Moxibustion therapy has been practiced in Japan since 701 CE when the medical officer’s system was developed. However, it must have been practiced even before, which is most likely why it was adopted as a system, though a precise record has not been found yet. However, there is a record from 414 CE (during Kofun period, 300 – 592CE) when the famous physician Kinbu 金武 from Silla came to Japan and treated Emperor Nintoku – sick at the time – with acupuncture therapy. Based on this record, it is assumed that it was around the same time when moxibustion therapy that is being practiced now came from the Korean Peninsula and China.
China, which developed the medical officers’ system earlier in the period, divided the medical positions into five. As it is written in Shurai 周禮 (“Rites of Zhou”), the five positions are ishi 医師 (doctor), shitui 疾医 (herbalist), youi 瘍医 (acumoxa therapist), shokui 食医 (nutritionist), and jyui 獣医 (veterinarian). Ishi 医師 is a doctor who diagnoses a patient.
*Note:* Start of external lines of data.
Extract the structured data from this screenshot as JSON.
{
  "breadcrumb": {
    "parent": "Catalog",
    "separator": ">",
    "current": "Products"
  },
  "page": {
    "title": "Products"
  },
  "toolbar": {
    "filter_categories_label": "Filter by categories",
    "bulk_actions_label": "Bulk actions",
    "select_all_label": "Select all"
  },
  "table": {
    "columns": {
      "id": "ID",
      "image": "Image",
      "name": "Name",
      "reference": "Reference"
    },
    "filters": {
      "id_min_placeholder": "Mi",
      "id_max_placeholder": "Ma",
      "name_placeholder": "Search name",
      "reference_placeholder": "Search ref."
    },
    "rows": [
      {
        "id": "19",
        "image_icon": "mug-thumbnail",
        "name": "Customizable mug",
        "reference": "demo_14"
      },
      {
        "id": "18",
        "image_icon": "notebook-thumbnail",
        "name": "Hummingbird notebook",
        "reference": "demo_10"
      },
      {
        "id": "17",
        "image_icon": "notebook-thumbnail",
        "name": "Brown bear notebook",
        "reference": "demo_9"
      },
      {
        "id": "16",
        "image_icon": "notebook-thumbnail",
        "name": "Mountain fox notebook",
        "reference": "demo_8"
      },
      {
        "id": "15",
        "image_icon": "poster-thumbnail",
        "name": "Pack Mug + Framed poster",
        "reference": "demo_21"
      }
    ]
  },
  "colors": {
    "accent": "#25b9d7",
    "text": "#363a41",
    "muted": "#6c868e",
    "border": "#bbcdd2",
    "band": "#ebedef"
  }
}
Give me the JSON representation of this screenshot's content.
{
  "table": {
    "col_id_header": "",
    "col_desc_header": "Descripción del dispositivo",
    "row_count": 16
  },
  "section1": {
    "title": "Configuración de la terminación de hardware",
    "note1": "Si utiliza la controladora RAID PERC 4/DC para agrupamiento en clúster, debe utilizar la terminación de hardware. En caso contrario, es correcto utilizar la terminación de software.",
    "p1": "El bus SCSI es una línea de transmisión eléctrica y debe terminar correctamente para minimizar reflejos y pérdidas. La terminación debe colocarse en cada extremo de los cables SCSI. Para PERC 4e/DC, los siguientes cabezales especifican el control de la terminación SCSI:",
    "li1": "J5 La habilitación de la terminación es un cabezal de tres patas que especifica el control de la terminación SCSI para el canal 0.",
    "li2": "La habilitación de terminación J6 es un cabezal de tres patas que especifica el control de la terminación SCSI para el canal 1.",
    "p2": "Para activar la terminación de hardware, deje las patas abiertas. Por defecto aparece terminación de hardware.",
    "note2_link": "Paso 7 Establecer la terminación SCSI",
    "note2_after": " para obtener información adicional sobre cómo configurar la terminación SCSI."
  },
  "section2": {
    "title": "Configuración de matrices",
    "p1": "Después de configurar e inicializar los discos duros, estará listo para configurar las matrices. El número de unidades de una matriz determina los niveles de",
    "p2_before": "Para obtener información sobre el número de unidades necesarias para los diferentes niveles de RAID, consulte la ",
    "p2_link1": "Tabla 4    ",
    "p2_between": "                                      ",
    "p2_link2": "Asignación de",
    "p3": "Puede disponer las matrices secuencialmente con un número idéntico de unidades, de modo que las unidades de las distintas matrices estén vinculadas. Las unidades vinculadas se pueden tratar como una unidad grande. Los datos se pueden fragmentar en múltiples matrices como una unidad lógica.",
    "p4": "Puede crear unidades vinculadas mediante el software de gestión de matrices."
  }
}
Shitui 疾医 is an internist who treats patients by mainly prescribing herbs. Youi 瘍医 is a surgeon who mainly practices acumoxa therapy. Shokui 食医 is a nutritionist who takes care of the diet such as grains and vegetables. Jyui 獣医 is a veterinarian who treats animals. Japan mimicked China and the medical officer’s system was established in 701 CE during the Asuka period. One of the differences is that ishi 医師 in Japan includes both ishi 医師 (doctor) and shitui 疾医 (herbalist). They worked as an internalist and mainly prescribed herbs. The term hondo 本道 was used to describe internal medicine. In contrast, an acumoxa therapist oversaw surgical treatments.